Had the same behavior some time ago and asked a question on google groups - objectify
Here the answer I got :
You are seeing the eventual consistency of the High-Replication
Datastore. There has been a lot of discussion of this exact subject
on the Objecify list in google groups , including several links to the
Google documentation on the subject.
Basically, any kind of query which does not include an ancestor() may
return results from a stale view of the datastore.
Jeff
I also got another good answer to deal with the behavior
For deletes, query for keys and then batch-get the entities. Make sure
your gets are set to strong consistency (though I believe this is the
default). The batch-get should return null for the deleted entities.

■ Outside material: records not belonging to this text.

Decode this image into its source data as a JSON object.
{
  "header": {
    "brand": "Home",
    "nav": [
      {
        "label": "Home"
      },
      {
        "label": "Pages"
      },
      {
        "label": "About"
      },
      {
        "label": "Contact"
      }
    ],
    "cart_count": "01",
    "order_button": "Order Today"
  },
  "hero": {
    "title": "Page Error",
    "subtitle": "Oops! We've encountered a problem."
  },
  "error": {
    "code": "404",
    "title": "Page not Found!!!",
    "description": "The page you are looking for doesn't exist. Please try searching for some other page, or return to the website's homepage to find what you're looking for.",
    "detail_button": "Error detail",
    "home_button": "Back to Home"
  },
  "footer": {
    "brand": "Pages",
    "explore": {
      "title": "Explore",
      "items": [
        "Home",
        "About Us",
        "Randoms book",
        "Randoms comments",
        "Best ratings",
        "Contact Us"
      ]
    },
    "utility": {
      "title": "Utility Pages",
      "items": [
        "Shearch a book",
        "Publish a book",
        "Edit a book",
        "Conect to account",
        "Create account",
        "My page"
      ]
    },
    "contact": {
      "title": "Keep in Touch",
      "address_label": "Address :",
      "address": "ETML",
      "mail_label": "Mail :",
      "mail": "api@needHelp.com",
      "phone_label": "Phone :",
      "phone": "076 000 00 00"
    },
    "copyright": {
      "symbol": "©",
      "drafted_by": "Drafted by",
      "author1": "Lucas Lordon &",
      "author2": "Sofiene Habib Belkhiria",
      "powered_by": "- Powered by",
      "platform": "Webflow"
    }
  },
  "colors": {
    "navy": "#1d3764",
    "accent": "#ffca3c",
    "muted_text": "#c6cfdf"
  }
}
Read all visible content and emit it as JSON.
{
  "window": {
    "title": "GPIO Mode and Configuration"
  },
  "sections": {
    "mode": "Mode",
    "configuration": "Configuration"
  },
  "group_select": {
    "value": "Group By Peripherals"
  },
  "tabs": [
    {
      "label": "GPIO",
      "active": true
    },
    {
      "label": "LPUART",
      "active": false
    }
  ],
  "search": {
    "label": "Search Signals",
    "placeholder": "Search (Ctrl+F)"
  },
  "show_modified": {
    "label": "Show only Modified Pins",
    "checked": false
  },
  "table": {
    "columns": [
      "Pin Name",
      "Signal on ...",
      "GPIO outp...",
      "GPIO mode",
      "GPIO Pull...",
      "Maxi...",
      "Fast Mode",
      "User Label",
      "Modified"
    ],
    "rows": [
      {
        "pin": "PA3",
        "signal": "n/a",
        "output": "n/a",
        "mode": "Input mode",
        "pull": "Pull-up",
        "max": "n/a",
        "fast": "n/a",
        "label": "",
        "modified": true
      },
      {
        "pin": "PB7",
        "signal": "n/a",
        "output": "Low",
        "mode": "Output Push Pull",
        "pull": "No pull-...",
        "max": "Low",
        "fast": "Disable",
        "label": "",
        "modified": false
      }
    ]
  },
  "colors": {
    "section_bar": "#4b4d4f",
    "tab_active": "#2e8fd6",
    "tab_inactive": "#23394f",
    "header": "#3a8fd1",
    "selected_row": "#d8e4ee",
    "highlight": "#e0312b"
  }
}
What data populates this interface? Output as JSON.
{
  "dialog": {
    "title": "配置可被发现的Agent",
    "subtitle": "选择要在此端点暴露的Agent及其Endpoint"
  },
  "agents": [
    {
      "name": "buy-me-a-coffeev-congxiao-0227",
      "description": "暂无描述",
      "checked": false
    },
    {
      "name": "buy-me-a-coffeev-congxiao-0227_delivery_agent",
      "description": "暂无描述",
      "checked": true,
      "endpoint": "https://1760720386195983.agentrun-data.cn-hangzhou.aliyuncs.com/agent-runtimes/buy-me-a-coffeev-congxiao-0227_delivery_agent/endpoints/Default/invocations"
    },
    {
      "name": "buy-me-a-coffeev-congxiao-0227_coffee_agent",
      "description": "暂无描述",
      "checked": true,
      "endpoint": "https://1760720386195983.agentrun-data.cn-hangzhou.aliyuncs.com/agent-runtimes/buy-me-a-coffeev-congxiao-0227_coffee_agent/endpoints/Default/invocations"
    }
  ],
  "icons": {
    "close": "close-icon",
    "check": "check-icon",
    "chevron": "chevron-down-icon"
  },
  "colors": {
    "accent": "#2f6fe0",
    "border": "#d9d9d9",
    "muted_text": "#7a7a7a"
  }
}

When adding, it gets a little trickier. Index updates can take a few
seconds. AFAIK, there are three ways out of this: 1; Use precomputed
results (avoiding the query entirely). If your next view is the user's
recently created entities, keep a list of those keys in the user
entity, and update that list when a new entity is created. That list
will always be fresh, no query required. Besides avoiding stale
indexes, this also speeds up your app. The more you result sets you
can reliably manage, the more queries you can avoid.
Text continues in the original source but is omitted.